Public Defender Jeff Adachi is on his way to a modern record. He has now submitted six potential ballot measures regarding pension reform that the city attorney refuses to categorize with the helpful description "pension reform."
Adachi's latest proposal drops any attempt at tweaking the health care system and focuses, entirely, on pensions. Be that as it may, Adachi says he has been informed that his measure will still be titled "retirement benefits for city employees."
Shakespeare's flowery words about roses notwithstanding, that which we call a ballot measure really does benefit based on names. For voters, "pensions" and "benefits" do not trigger the same reactions.
Incidentally, the tentative "benefits" reform package Mayor Ed Lee is touting does have health care ties. In the event of conflicting content with Adachi's proposal, the measure which receives more votes trumps the other. Nonconflicting provisions in successful measures would both become law, naturally.
Adachi said he's ready to stop submitting pension-related measures for the current voting cycle.

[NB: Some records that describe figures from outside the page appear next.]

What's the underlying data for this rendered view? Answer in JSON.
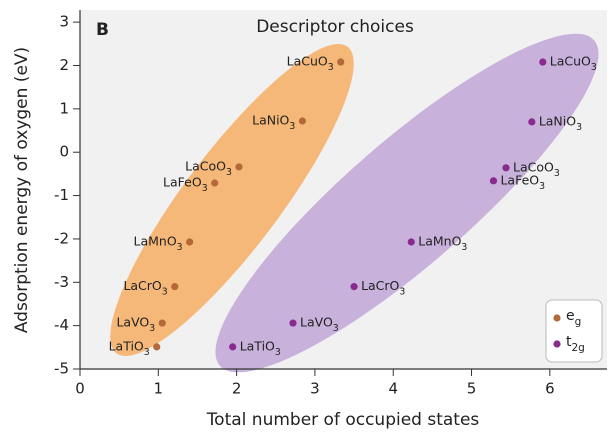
{
  "chart_data": {
    "type": "scatter",
    "panel_label": "B",
    "title": "Descriptor choices",
    "x_label": "Total number of occupied states",
    "y_label": "Adsorption energy of oxygen (eV)",
    "xlim": [
      0,
      6.73
    ],
    "ylim": [
      -5,
      3.28
    ],
    "xticks": [
      0,
      1,
      2,
      3,
      4,
      5,
      6
    ],
    "yticks": [
      -5,
      -4,
      -3,
      -2,
      -1,
      0,
      1,
      2,
      3
    ],
    "series": [
      {
        "name": "eg",
        "color": "#b5683a",
        "labels": [
          "LaCuO3",
          "LaNiO3",
          "LaCoO3",
          "LaFeO3",
          "LaMnO3",
          "LaCrO3",
          "LaVO3",
          "LaTiO3"
        ],
        "x": [
          3.33,
          2.84,
          2.03,
          1.72,
          1.4,
          1.21,
          1.05,
          0.98
        ],
        "values": [
          2.08,
          0.72,
          -0.34,
          -0.71,
          -2.07,
          -3.1,
          -3.94,
          -4.49
        ]
      },
      {
        "name": "t2g",
        "color": "#8a2a8e",
        "labels": [
          "LaCuO3",
          "LaNiO3",
          "LaCoO3",
          "LaFeO3",
          "LaMnO3",
          "LaCrO3",
          "LaVO3",
          "LaTiO3"
        ],
        "x": [
          5.91,
          5.77,
          5.44,
          5.28,
          4.23,
          3.5,
          2.72,
          1.95
        ],
        "values": [
          2.08,
          0.7,
          -0.36,
          -0.66,
          -2.07,
          -3.1,
          -3.94,
          -4.49
        ]
      }
    ]
  }
}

When asked what it would take for one of the proposals to have the word "pension" included in its title, he replied, "An act of God."
But that all depends on who's been lobbying God.
Update, 3:55 p.m.: While the city attorney has crafted the titles and summaries for prospective ballot measures, the language that appears on the ballot and in voter handbooks will subsequently be determined by the ballot simplification committee.